Medium-term, the market needs two conditions to exit the adjustment phase: first, raw material prices must stabilize to provide a stable cost expectation downstream; second, terminal consumption must show substantive recovery signals, especially the release of autumn/winter orders. Current data suggests cotton prices will likely continue range-bound trading, polyester staple fiber needs to wait for oil price stabilization before demand restocking, and viscose staple fiber will remain in tight balance. The real turning point may come at the end of Q3, when if autumn/winter orders are released as expected, the industry could see a restocking wave.

Practical Recommendations

For Procurement Managers - Adopt a phased point-price strategy for cotton purchases, gradually building positions below 15,600 yuan/ton on the Zhengzhou exchange, avoiding chasing rallies. - For polyester staple fiber, wait for price stabilization, then focus on restocking opportunities around 6,900 yuan/ton, with short-term price-lock agreements with suppliers. - Given tight viscose staple fiber supply, lock monthly quotas with factories in advance to avoid forced cost increases from spot purchases.

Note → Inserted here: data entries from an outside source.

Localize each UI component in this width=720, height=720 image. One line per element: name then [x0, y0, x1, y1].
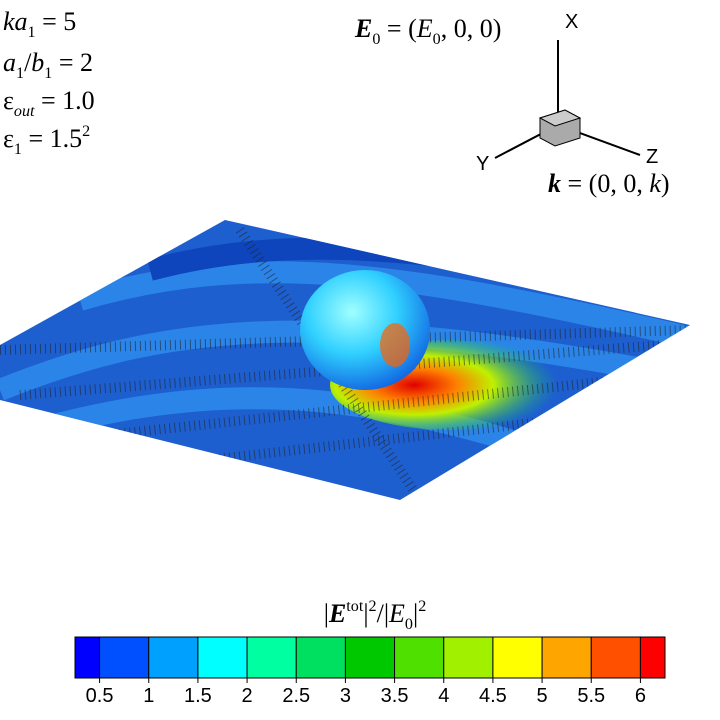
- colorbar-segment: [295, 636, 346, 679]
- colorbar-tick-label: 0.5: [86, 685, 114, 707]
- text-run: |: [413, 599, 418, 628]
- axis-label: X: [565, 11, 578, 33]
- colorbar-segment: [344, 636, 396, 679]
- text-run: k: [649, 169, 661, 198]
- label: E0 = (E0, 0, 0): [354, 14, 501, 48]
- text-run: ): [661, 169, 670, 198]
- colorbar-segment: [99, 636, 150, 679]
- text-run: 0: [405, 616, 413, 633]
- colorbar-tick-label: 3.5: [381, 685, 409, 707]
- colorbar-tick-label: 3: [340, 685, 351, 707]
- colorbar-tick-label: 5.5: [577, 685, 605, 707]
- text-run: k: [548, 169, 561, 198]
- label: ε1 = 1.52: [3, 123, 90, 158]
- text-run: a: [3, 48, 16, 77]
- axis-triad: [494, 40, 641, 159]
- text-run: , 0, 0): [441, 14, 502, 43]
- axis-label: Y: [476, 153, 489, 175]
- text-run: E: [388, 599, 405, 628]
- label: k = (0, 0, k): [548, 169, 670, 198]
- colorbar-tick-label: 1: [143, 685, 154, 707]
- text-run: 0: [433, 31, 441, 48]
- text-run: 1: [28, 24, 36, 41]
- text-run: = (0, 0,: [561, 169, 649, 198]
- axis-label: Z: [646, 146, 658, 168]
- text-run: = 2: [52, 48, 93, 77]
- label: εout = 1.0: [3, 86, 95, 120]
- text-run: ka: [3, 7, 28, 36]
- colorbar-tick-label: 2.5: [282, 685, 310, 707]
- text-run: 2: [82, 123, 90, 140]
- text-run: E: [328, 599, 346, 628]
- text-run: = 5: [36, 7, 77, 36]
- text-run: 1: [16, 65, 24, 82]
- text-run: 2: [369, 598, 377, 615]
- text-run: E: [416, 14, 433, 43]
- text-run: ε: [3, 86, 14, 115]
- colorbar-segment: [246, 636, 297, 679]
- colorbar-tick-label: 1.5: [184, 685, 212, 707]
- text-run: E: [354, 14, 372, 43]
- colorbar-tick-label: 5: [537, 685, 548, 707]
- colorbar-segment: [590, 636, 641, 679]
- label: ka1 = 5: [3, 7, 76, 41]
- label: |Etot|2/|E0|2: [324, 598, 427, 633]
- colorbar-segment: [394, 636, 445, 679]
- colorbar-tick-label: 4: [438, 685, 449, 707]
- text-run: 1: [14, 141, 22, 158]
- text-run: 0: [372, 31, 380, 48]
- text-run: /: [24, 48, 32, 77]
- text-run: = (: [380, 14, 416, 43]
- colorbar-segment: [492, 636, 543, 679]
- text-run: |: [363, 599, 368, 628]
- colorbar-tick-label: 4.5: [479, 685, 507, 707]
- text-run: |: [324, 599, 329, 628]
- colorbar-segment: [74, 636, 101, 679]
- colorbar-segment: [197, 636, 248, 679]
- text-run: 1: [44, 65, 52, 82]
- colorbar-tick-label: 2: [242, 685, 253, 707]
- text-run: tot: [346, 598, 364, 615]
- colorbar-segment: [443, 636, 494, 679]
- text-run: /|: [377, 599, 389, 628]
- hot-spot: [380, 323, 410, 367]
- colorbar-segment: [541, 636, 592, 679]
- label: a1/b1 = 2: [3, 48, 93, 82]
- text-run: 2: [418, 598, 426, 615]
- colorbar-segment: [639, 636, 666, 679]
- colorbar-tick-label: 6: [635, 685, 646, 707]
- text-run: = 1.5: [22, 124, 82, 153]
- text-run: ε: [3, 124, 14, 153]
- text-run: = 1.0: [35, 86, 95, 115]
- text-run: out: [14, 103, 35, 120]
- scatterer: [300, 270, 430, 390]
- colorbar-segment: [148, 636, 199, 679]
- text-run: b: [31, 48, 44, 77]
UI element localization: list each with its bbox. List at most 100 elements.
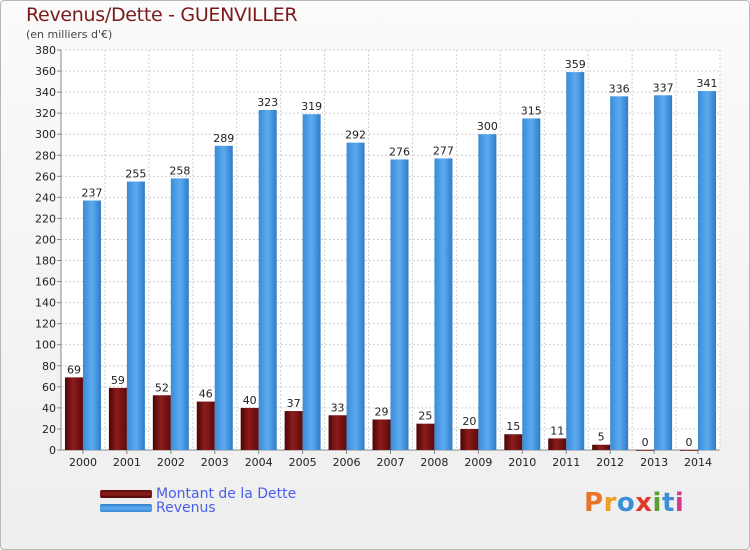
- bar-dette-2003: [196, 401, 215, 450]
- bar-dette-2004: [240, 407, 259, 450]
- data-label-revenus: 277: [433, 144, 454, 157]
- data-label-revenus: 341: [697, 77, 718, 90]
- x-tick-label: 2013: [640, 456, 668, 469]
- logo-letter: t: [661, 488, 675, 518]
- data-label-dette: 0: [686, 436, 693, 449]
- logo-letter: o: [616, 488, 636, 518]
- bar-dette-2012: [592, 444, 611, 450]
- data-label-revenus: 276: [389, 145, 410, 158]
- x-tick-label: 2011: [552, 456, 580, 469]
- data-label-revenus: 255: [125, 168, 146, 181]
- bar-revenus-2008: [434, 158, 453, 450]
- bar-revenus-2002: [170, 178, 189, 450]
- data-label-revenus: 289: [213, 132, 234, 145]
- bar-dette-2009: [460, 428, 479, 450]
- bar-dette-2006: [328, 415, 347, 450]
- data-label-dette: 5: [598, 431, 605, 444]
- x-tick-label: 2000: [69, 456, 97, 469]
- y-tick-label: 340: [35, 86, 56, 99]
- data-label-dette: 0: [642, 436, 649, 449]
- bar-revenus-2010: [522, 118, 541, 450]
- y-tick-label: 100: [35, 339, 56, 352]
- x-tick-label: 2002: [157, 456, 185, 469]
- legend-swatch-dette: [100, 490, 152, 498]
- logo-letter: i: [674, 488, 685, 518]
- bar-revenus-2012: [610, 96, 629, 450]
- data-label-dette: 20: [462, 415, 476, 428]
- y-tick-label: 280: [35, 149, 56, 162]
- legend-label-revenus: Revenus: [156, 500, 216, 516]
- data-label-revenus: 359: [565, 58, 586, 71]
- x-tick-label: 2014: [684, 456, 712, 469]
- bar-revenus-2009: [478, 134, 497, 451]
- bar-revenus-2014: [698, 91, 717, 450]
- data-label-dette: 11: [550, 424, 564, 437]
- data-label-dette: 25: [418, 410, 432, 423]
- y-tick-label: 220: [35, 212, 56, 225]
- y-tick-label: 240: [35, 191, 56, 204]
- x-tick-label: 2004: [245, 456, 273, 469]
- data-label-dette: 15: [506, 420, 520, 433]
- y-tick-label: 320: [35, 107, 56, 120]
- logo-letter: P: [584, 488, 604, 518]
- y-tick-label: 260: [35, 170, 56, 183]
- y-tick-label: 80: [42, 360, 56, 373]
- legend-swatch-revenus: [100, 504, 152, 512]
- data-label-dette: 69: [67, 363, 81, 376]
- x-tick-label: 2010: [508, 456, 536, 469]
- data-label-dette: 46: [199, 388, 213, 401]
- proxiti-logo: Proxiti: [584, 488, 684, 518]
- x-tick-label: 2008: [420, 456, 448, 469]
- bar-revenus-2005: [302, 114, 321, 451]
- chart-subtitle: (en milliers d'€): [26, 28, 113, 41]
- bar-revenus-2011: [566, 72, 585, 451]
- y-tick-label: 360: [35, 65, 56, 78]
- data-label-dette: 29: [375, 405, 389, 418]
- bar-dette-2011: [548, 438, 567, 450]
- legend-label-dette: Montant de la Dette: [156, 486, 297, 502]
- bar-dette-2007: [372, 419, 391, 450]
- x-tick-label: 2005: [289, 456, 317, 469]
- data-label-dette: 33: [331, 401, 345, 414]
- y-tick-label: 200: [35, 233, 56, 246]
- logo-letter: r: [603, 488, 617, 518]
- x-tick-label: 2012: [596, 456, 624, 469]
- y-tick-label: 380: [35, 44, 56, 57]
- data-label-revenus: 336: [609, 82, 630, 95]
- data-label-revenus: 300: [477, 120, 498, 133]
- y-tick-label: 180: [35, 255, 56, 268]
- chart-title: Revenus/Dette - GUENVILLER: [26, 4, 298, 26]
- x-tick-label: 2009: [464, 456, 492, 469]
- bar-dette-2014: [680, 450, 699, 451]
- y-tick-label: 60: [42, 381, 56, 394]
- data-label-dette: 52: [155, 381, 169, 394]
- y-tick-label: 160: [35, 276, 56, 289]
- data-label-revenus: 258: [169, 164, 190, 177]
- y-tick-label: 20: [42, 423, 56, 436]
- bar-revenus-2004: [258, 110, 277, 450]
- y-tick-label: 0: [49, 444, 56, 457]
- bar-dette-2005: [284, 411, 303, 450]
- data-label-revenus: 319: [301, 100, 322, 113]
- logo-letter: x: [635, 488, 653, 518]
- data-label-dette: 37: [287, 397, 301, 410]
- y-tick-label: 140: [35, 297, 56, 310]
- y-tick-label: 40: [42, 402, 56, 415]
- bar-dette-2010: [504, 434, 523, 450]
- bar-revenus-2001: [126, 181, 145, 450]
- bar-revenus-2006: [346, 142, 365, 450]
- bar-revenus-2007: [390, 159, 409, 450]
- logo-letter: i: [652, 488, 662, 518]
- bar-dette-2013: [636, 450, 655, 451]
- x-tick-label: 2001: [113, 456, 141, 469]
- y-tick-label: 300: [35, 128, 56, 141]
- bar-dette-2001: [108, 387, 127, 450]
- x-tick-label: 2007: [377, 456, 405, 469]
- bar-dette-2000: [64, 377, 83, 450]
- data-label-revenus: 323: [257, 96, 278, 109]
- data-label-revenus: 315: [521, 104, 542, 117]
- bar-dette-2002: [152, 395, 171, 450]
- data-label-revenus: 337: [653, 81, 674, 94]
- bar-dette-2008: [416, 423, 435, 450]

For Foreign Trade Companies - Closely monitor the US dollar index trend, using forward foreign exchange contracts to lock in exchange rate risk and prevent export profits from being eroded by currency fluctuations. - For categories like denim that are sensitive to export environment uncertainty, consider expanding into emerging markets such as Southeast Asia and the Middle East to diversify trade risk. - In order negotiations, adopt a floating pricing model of 'raw material cost + processing fee' to partially transfer raw material price volatility risk to downstream customers.